Après le succès de son équipe samedi dernier à Bordeaux, le talonneur parisien Lucas Peyresblanques ne cache pas les ambitions du club de la capitale avant le déplacement à Montpellier. Il évoque également ici les raisons de la bonne dynamique actuelle des Stadistes.
La victoire à Bordeaux vous oblige-t-elle à confirmer à Montpellier ?
On est très content d’avoir gagné à Bordeaux. Après, il faut rester très humble, la saison reste très longue. C’est encore un match à l’extérieur, à Montpellier, qui est une équipe très en forme. On va essayer de ne pas se relâcher. Ce n’est pas évident parce que gagner à Bordeaux, ce n’est pas anodin. On essaie de rester très concentrés, mais il y a de la confiance. On va y aller à l’esprit libéré parce qu’on voulait prendre des points sur ces deux déplacements. On en a déjà pris quatre. Et maintenant, un gros match nous attend à Montpellier
Quelles sont les raisons objectives de la bonne saison parisienne ?
Elles sont multiples. D’abord, on a retrouvé une conquête. On a bien travaillé l’été dernier avec un groupe au complet, sans blessé. Ensuite, je crois beaucoup à l’effet dynamique. On a eu la chance de gagner à Perpignan au début de saison. Ça a créé un élan positif et on a surfé dessus. Après, on a pu faire tourner l’effectif un paquet de fois dans la saison. Et tous les mecs qui sont rentrés ont fait le boulot. On a su prendre des points extérieurs. Je pense à Lyon par exemple (point de bonus défensif). C’est une dynamique qui a été créée. Devant, on est en confiance. On bouge mieux le ballon. Du coup, nos trois-quarts peuvent se lâcher un peu plus. Et ça se ressent match après match. L’état d’esprit est positif.

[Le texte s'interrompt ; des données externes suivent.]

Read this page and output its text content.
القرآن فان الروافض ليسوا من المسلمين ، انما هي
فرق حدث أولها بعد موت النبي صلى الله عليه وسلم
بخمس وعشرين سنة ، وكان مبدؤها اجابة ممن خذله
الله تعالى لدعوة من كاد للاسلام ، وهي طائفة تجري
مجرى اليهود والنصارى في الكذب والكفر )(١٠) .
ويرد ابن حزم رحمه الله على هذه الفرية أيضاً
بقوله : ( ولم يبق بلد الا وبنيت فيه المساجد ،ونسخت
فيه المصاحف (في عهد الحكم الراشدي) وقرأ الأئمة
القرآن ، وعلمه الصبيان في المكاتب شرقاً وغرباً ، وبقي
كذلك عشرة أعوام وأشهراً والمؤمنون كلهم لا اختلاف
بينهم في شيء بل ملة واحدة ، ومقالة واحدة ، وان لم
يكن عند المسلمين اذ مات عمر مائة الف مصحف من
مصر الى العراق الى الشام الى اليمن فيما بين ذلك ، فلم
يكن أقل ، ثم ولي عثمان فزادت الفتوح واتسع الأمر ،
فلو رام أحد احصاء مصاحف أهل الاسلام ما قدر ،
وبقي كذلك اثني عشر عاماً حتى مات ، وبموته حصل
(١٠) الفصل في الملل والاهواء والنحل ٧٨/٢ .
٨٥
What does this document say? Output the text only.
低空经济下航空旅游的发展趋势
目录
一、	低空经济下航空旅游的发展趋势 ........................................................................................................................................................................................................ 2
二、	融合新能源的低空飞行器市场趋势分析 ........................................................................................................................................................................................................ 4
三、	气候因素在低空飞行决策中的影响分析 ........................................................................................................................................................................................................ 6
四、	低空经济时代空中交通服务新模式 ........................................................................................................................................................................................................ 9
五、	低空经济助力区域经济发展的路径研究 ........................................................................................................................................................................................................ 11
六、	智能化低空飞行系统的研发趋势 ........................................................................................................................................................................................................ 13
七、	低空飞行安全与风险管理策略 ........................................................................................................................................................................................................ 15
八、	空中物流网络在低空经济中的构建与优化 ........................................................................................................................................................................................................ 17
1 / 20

Mais y a-t-il eu un déclic particulier ?
On a toujours su qu’on pouvait faire de grandes choses. Quand on regarde nos saisons passées, il y a deux ans par exemple, on a été jusqu’en demi-finale. Forcément, on sait qu’on est capable de le faire. Donc, il faut y croire. Et puis, j’insiste, mais je pense que cette victoire à Perpignan a déclenché pas mal de choses, notamment une prise de conscience collective. Et puis, je ne sais pas si c’est nécessaire de la rappeler mais l’an passé, nous avons traîné ce premier match à Bordeaux comme un fardeau. Des joueurs importants s’étaient blessés, ce qui a compliqué la suite. Aujourd’hui, nous sommes épargnés par les blessures. On a un groupe de qualité et on n’a pas envie de s’arrêter en si bon chemin.
Puisqu’on parle de cette dynamique positive, Paul Gustard s’est ému du fait de n’avoir aucun joueur retenu en équipe de France à l’exception de Noah Néné. Qu’en pensez-vous ?
La concurrence est forte. Mais, je ne sais pas trop comment l’expliquer. Nous, on est content d’avoir tous les joueurs au club, même si on aurait aimé que Léo (Barré), par exemple, soit appelé. Je pense qu’il a toute sa place à Marcoussis. Et d’autres aussi. Après, je ne sais pas si c’est une explication, mais notre équipe n’est pas très exposée. On ne l’a peut-être pas mérité au regard de notre saison de l’an passé. On doit se racheter un peu par rapport à ça et ça viendra peut-être avec les résultats.
L’avantage, c’est que vous pouvez compter sur l’ensemble de votre effectif ce week-end…
C’est un peu la même chose pour Montpellier. Il n’y a que Lenni Nouchi qui est retenu par le XV de France. Ça ne va pas changer le match. Maintenant, c’est vrai, habituellement la période des doublons nous souri. On va essayer de rester focus sur nous.
Vous attendez-vous à un gros défi physique ?
Le MHR est quand même pas mal connu pour ça cette année. J’ai vu les interviews en fin de match des Toulonnais le week-end passé. Je crois qu ça traduit bien l’équipe de Montpellier. C’est une équipe très physique, très forte sur les bases. Un peu comme nous. Donc, ça va être un beau duel. Le meilleur l’emportera. C’est vraiment un match qui nous plaît. On a hâte d’y être.